Докки неприятно кольнули слова кузины о бесплодии, на что недавно намекала и мать, говоря о неспособности дочери создать полноценную семью. Родственники утвердились в подобном мнении о Докки на том основании, что за четыре месяца замужества она так и не забеременела. Мать, брат и невестка не раз давали ей понять, что женщина, неспособная родить, - существо никчемное, не представляющее никакой ценности. Такая женщина, твердили они, не может рассчитывать на повторный брак и должна жить только интересами своей семьи.

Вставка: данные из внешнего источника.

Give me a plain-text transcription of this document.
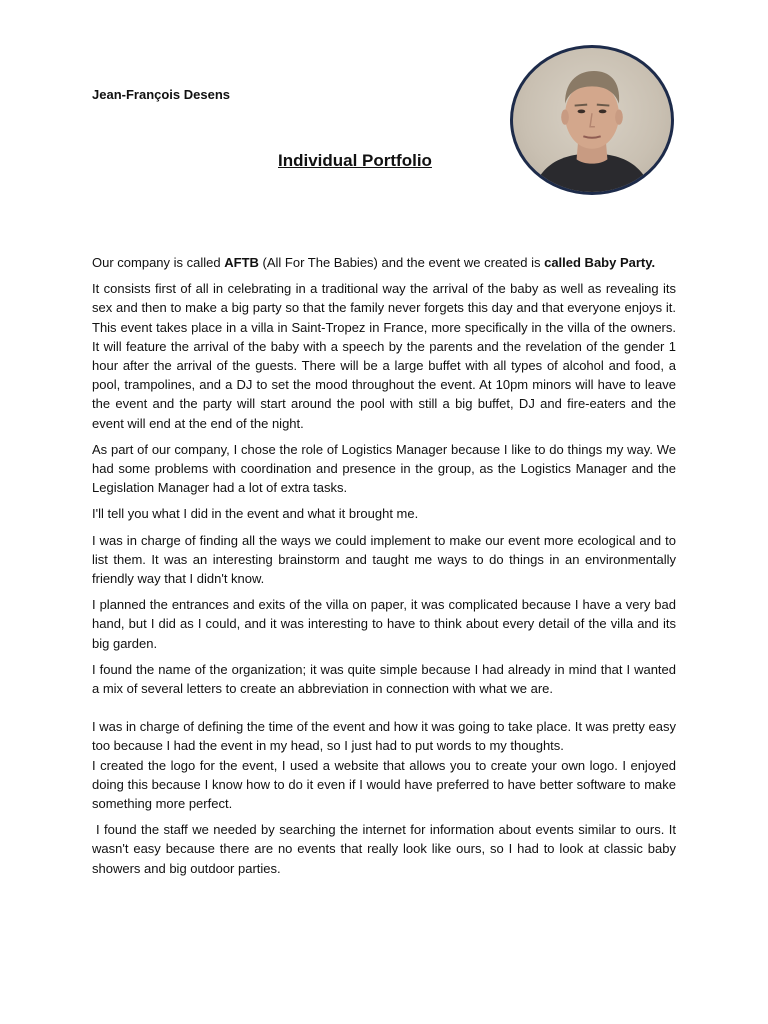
Jean-François Desens
Individual Portfolio

Our company is called AFTB (All For The Babies) and the event we created is called Baby Party.

It consists first of all in celebrating in a traditional way the arrival of the baby as well as revealing its sex and then to make a big party so that the family never forgets this day and that everyone enjoys it. This event takes place in a villa in Saint-Tropez in France, more specifically in the villa of the owners. It will feature the arrival of the baby with a speech by the parents and the revelation of the gender 1 hour after the arrival of the guests. There will be a large buffet with all types of alcohol and food, a pool, trampolines, and a DJ to set the mood throughout the event. At 10pm minors will have to leave the event and the party will start around the pool with still a big buffet, DJ and fire-eaters and the event will end at the end of the night.

As part of our company, I chose the role of Logistics Manager because I like to do things my way. We had some problems with coordination and presence in the group, as the Logistics Manager and the Legislation Manager had a lot of extra tasks.

I'll tell you what I did in the event and what it brought me.

I was in charge of finding all the ways we could implement to make our event more ecological and to list them. It was an interesting brainstorm and taught me ways to do things in an environmentally friendly way that I didn't know.

I planned the entrances and exits of the villa on paper, it was complicated because I have a very bad hand, but I did as I could, and it was interesting to have to think about every detail of the villa and its big garden.

I found the name of the organization; it was quite simple because I had already in mind that I wanted a mix of several letters to create an abbreviation in connection with what we are.

I was in charge of defining the time of the event and how it was going to take place. It was pretty easy too because I had the event in my head, so I just had to put words to my thoughts.

I created the logo for the event, I used a website that allows you to create your own logo. I enjoyed doing this because I know how to do it even if I would have preferred to have better software to make something more perfect.

I found the staff we needed by searching the internet for information about events similar to ours. It wasn't easy because there are no events that really look like ours, so I had to look at classic baby showers and big outdoor parties.
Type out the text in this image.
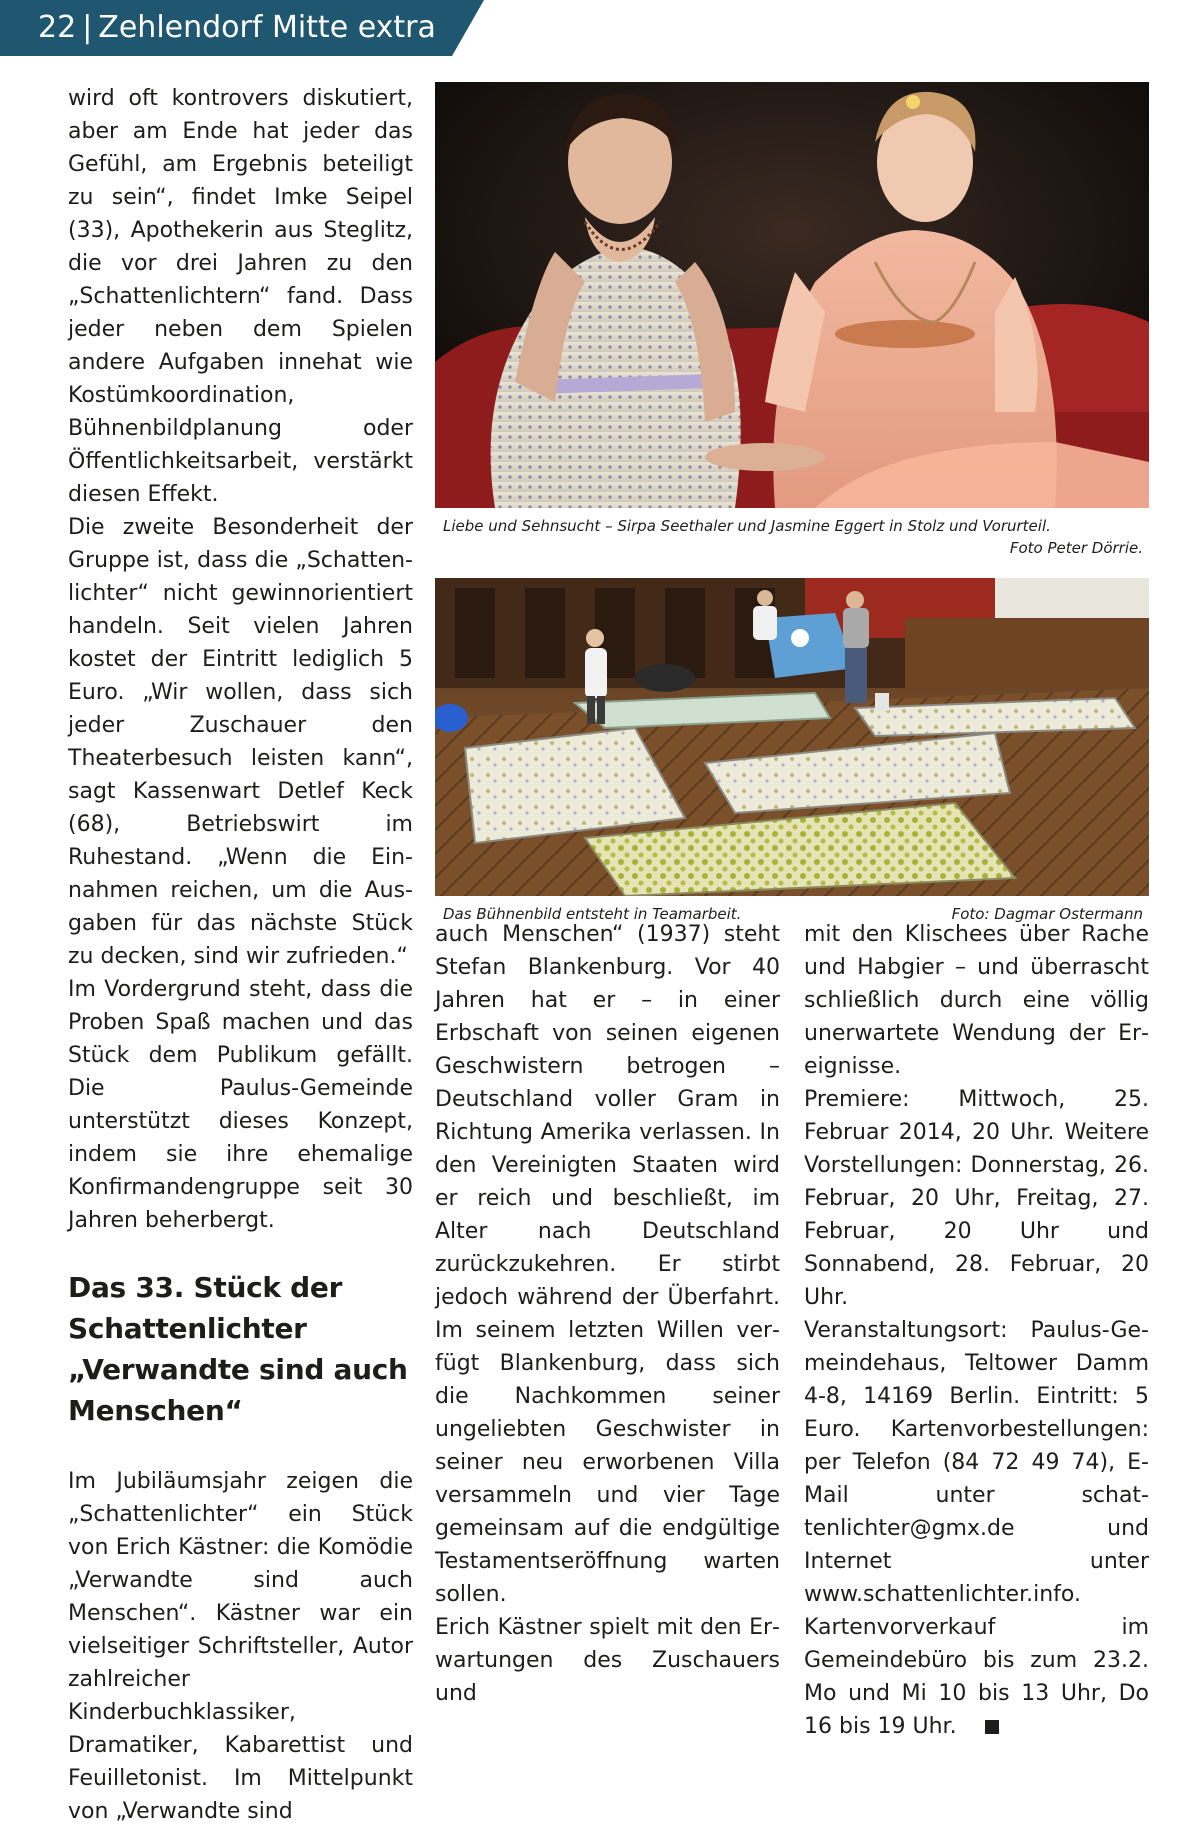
22 | Zehlendorf Mitte extra

wird oft kontrovers diskutiert, aber am Ende hat jeder das Gefühl, am Ergebnis beteiligt zu sein“, findet Imke Seipel (33), Apothekerin aus Steglitz, die vor drei Jahren zu den „Schattenlichtern“ fand. Dass jeder neben dem Spielen andere Aufgaben innehat wie Kostümkoordination, Bühnenbildplanung oder Öffentlichkeitsarbeit, verstärkt diesen Effekt.

Die zweite Besonderheit der Gruppe ist, dass die „Schattenlichter“ nicht gewinnorientiert handeln. Seit vielen Jahren kostet der Eintritt lediglich 5 Euro. „Wir wollen, dass sich jeder Zuschauer den Theaterbesuch leisten kann“, sagt Kassenwart Detlef Keck (68), Betriebswirt im Ruhestand. „Wenn die Einnahmen reichen, um die Ausgaben für das nächste Stück zu decken, sind wir zufrieden.“

Im Vordergrund steht, dass die Proben Spaß machen und das Stück dem Publikum gefällt. Die Paulus-Gemeinde unterstützt dieses Konzept, indem sie ihre ehemalige Konfirmandengruppe seit 30 Jahren beherbergt.

Das 33. Stück der Schattenlichter „Verwandte sind auch Menschen“

Im Jubiläumsjahr zeigen die „Schattenlichter“ ein Stück von Erich Kästner: die Komödie „Verwandte sind auch Menschen“. Kästner war ein vielseitiger Schriftsteller, Autor zahlreicher Kinderbuchklassiker, Dramatiker, Kabarettist und Feuilletonist. Im Mittelpunkt von „Verwandte sind

Liebe und Sehnsucht – Sirpa Seethaler und Jasmine Eggert in Stolz und Vorurteil.
Foto Peter Dörrie.
Das Bühnenbild entsteht in Teamarbeit.	Foto: Dagmar Ostermann

auch Menschen“ (1937) steht Stefan Blankenburg. Vor 40 Jahren hat er – in einer Erbschaft von seinen eigenen Geschwistern betrogen – Deutschland voller Gram in Richtung Amerika verlassen. In den Vereinigten Staaten wird er reich und beschließt, im Alter nach Deutschland zurückzukehren. Er stirbt jedoch während der Überfahrt. Im seinem letzten Willen verfügt Blankenburg, dass sich die Nachkommen seiner ungeliebten Geschwister in seiner neu erworbenen Villa versammeln und vier Tage gemeinsam auf die endgültige Testamentseröffnung warten sollen.

Erich Kästner spielt mit den Erwartungen des Zuschauers und

mit den Klischees über Rache und Habgier – und überrascht schließlich durch eine völlig unerwartete Wendung der Ereignisse.

Premiere: Mittwoch, 25. Februar 2014, 20 Uhr. Weitere Vorstellungen: Donnerstag, 26. Februar, 20 Uhr, Freitag, 27. Februar, 20 Uhr und Sonnabend, 28. Februar, 20 Uhr.

Veranstaltungsort: Paulus-Gemeindehaus, Teltower Damm 4-8, 14169 Berlin. Eintritt: 5 Euro. Kartenvorbestellungen: per Telefon (84 72 49 74), E-Mail unter schattenlichter@gmx.de und Internet unter www.schattenlichter.info. Kartenvorverkauf im Gemeindebüro bis zum 23.2. Mo und Mi 10 bis 13 Uhr, Do 16 bis 19 Uhr.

Докки не показывала вида, что ее задевают подобные разговоры, но ей было нелегко признавать собственную ущербность. С одной стороны, она была даже рада, что не смогла понести от нелюбимого мужа, но порой ее охватывало нестерпимое желание иметь ребенка. Ребенка, которого бы она могла любить, потому что ее теперешняя жизнь - обеспеченная и внешне беззаботная - без любви была тосклива и пуста. И она скорее ожидала колкостей от матери, брата или невестки, но не от кузины, к которой была искренне привязана. Увы, Мари порой проявляла бестактность, а то и дурные манеры, на что Докки старалась не обращать внимания, дорожа дружбой с единственной из родственников, кто по-доброму к ней относился.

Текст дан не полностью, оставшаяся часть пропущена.